La richiesta della Lega
Il consigliere della Lega, Christian Colombo, ha richiesto la chiusura immediata dei cantieri ancora aperti e una rivisitazione del piano. Durante una commissione infrastrutture della Città metropolitana, Colombo ha affermato che la linea 15 del biciplan non sarà completata nei tempi previsti dal Pnrr. “È fondamentale comunicare chiaramente ai comuni, ai cittadini e agli imprenditori locali l’impatto che questo progetto avrà sui costi e sulle tempistiche”, ha dichiarato.
Le preoccupazioni sui fondi
Attualmente non è chiaro se la Città metropolitana dovrà ricorrere a fondi propri o se sarà necessario l’intervento del Ministero per ottenere le risorse necessarie per completare i lavori. A cinque mesi dalla scadenza prevista, solo una parte esigua della ciclabile è stata realizzata. I tratti non ancora completati mettono a rischio la sicurezza dei ciclisti, in particolare a Nerviano, nella zona della Colorina.

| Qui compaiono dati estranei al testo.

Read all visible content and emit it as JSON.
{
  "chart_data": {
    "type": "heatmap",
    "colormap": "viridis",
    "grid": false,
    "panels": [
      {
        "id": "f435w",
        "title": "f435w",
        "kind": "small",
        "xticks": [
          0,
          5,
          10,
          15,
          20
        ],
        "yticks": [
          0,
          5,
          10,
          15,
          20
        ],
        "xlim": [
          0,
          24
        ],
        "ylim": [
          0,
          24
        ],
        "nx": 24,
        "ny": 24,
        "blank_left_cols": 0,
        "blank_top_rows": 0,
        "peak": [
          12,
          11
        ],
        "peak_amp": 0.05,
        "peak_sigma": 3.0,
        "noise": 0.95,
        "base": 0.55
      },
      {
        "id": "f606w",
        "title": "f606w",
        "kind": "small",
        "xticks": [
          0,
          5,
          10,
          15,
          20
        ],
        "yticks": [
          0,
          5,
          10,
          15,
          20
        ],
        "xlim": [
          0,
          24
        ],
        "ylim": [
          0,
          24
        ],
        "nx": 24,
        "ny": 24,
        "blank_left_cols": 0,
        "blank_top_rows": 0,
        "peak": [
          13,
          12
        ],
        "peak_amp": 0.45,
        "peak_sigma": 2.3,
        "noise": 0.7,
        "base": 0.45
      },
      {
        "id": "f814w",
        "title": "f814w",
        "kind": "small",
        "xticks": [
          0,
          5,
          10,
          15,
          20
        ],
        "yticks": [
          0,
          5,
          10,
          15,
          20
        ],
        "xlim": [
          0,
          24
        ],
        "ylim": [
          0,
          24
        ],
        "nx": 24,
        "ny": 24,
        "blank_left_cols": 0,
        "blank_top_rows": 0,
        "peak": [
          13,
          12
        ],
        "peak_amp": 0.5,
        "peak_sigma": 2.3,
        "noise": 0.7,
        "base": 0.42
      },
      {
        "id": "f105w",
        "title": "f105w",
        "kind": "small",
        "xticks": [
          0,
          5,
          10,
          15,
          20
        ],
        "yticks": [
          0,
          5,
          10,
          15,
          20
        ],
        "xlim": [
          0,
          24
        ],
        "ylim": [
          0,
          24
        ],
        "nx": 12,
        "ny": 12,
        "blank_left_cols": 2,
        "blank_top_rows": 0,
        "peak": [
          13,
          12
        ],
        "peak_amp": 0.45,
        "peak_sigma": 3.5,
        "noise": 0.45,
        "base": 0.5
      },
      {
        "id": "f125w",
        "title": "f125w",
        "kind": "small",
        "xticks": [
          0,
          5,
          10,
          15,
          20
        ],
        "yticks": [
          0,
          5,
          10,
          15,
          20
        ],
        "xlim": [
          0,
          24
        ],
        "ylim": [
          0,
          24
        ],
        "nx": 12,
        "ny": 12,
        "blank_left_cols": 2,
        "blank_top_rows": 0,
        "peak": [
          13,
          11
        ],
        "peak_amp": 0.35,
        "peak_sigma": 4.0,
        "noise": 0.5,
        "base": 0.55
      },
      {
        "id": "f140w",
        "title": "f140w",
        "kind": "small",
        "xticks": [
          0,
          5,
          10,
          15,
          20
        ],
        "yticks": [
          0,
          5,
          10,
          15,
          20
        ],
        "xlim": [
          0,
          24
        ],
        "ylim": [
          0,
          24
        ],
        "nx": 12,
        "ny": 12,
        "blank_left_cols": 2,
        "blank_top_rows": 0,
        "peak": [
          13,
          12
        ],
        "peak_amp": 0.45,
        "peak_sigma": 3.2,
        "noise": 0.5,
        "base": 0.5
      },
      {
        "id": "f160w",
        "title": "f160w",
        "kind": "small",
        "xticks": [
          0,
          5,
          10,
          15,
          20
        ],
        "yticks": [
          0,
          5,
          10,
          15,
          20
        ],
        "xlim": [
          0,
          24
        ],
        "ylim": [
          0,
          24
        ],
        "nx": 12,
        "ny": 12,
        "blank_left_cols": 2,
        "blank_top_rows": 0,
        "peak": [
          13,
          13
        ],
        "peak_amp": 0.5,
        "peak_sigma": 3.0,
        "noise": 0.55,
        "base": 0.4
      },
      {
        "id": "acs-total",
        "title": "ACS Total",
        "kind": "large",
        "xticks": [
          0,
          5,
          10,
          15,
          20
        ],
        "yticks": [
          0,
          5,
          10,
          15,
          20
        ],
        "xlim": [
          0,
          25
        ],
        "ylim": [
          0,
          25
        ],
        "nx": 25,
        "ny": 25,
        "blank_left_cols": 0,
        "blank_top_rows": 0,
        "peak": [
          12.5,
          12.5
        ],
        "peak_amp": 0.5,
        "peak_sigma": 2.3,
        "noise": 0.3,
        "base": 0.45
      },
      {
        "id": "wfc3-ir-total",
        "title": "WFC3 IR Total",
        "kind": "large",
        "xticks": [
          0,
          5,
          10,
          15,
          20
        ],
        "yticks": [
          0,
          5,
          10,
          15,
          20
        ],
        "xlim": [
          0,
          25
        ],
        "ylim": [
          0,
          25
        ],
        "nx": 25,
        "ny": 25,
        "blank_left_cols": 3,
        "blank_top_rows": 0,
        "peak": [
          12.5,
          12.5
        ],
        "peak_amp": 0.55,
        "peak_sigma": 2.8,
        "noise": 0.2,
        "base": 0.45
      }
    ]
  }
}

Disagi per i cittadini e le attività locali
La situazione è particolarmente critica per i residenti di Nerviano. Il consigliere comunale della Lega, Massimo Cozzi, ha sottolineato l’importanza di completare i lavori già avviati. \”Abbiamo sollecitato la conclusione dei lavori dell’Alzaia del Villoresi, che doveva riaprire a luglio ma è ancora chiuso. È fondamentale che venga riaperto in tempo per la primavera, vista l’importanza di questo percorso per ciclisti e pedoni\”, ha affermato Cozzi.
La gestione dei cantieri
La Lega ha evidenziato che, prima di avviare nuovi lavori, è necessario completare quelli già iniziati per minimizzare i disagi per i residenti e le attività commerciali locali. \”La priorità deve essere quella di terminare ciò che è già stato avviato; solo dopo potremo pianificare nuove opere\”, ha aggiunto Cozzi.
Un appello alla città metropolitana
Christian Colombo ha lanciato un appello al sindaco Giuseppe Sala e alla sua giunta per affrontare la situazione con urgenza. Ha dichiarato: “Chiediamo che tutti i cantieri in sospeso vengano chiusi e che non se ne attivino di nuovi fino a quando non sarà chiaro come finanziarli”. È essenziale avviare una discussione con i comuni coinvolti per rivedere il progetto e garantire che le imprese incaricate siano in grado di fornire la manodopera necessaria per completare i lavori.
Attualmente, il Biciplan si trova in una fase di stallo, e la Lega sta esercitando pressione affinché venga presa una direzione più chiara e concreta. Solo attraverso un’attenta pianificazione e una comunicazione trasparente sarà possibile garantire il successo di questo importante progetto per la mobilità ciclabile nella regione.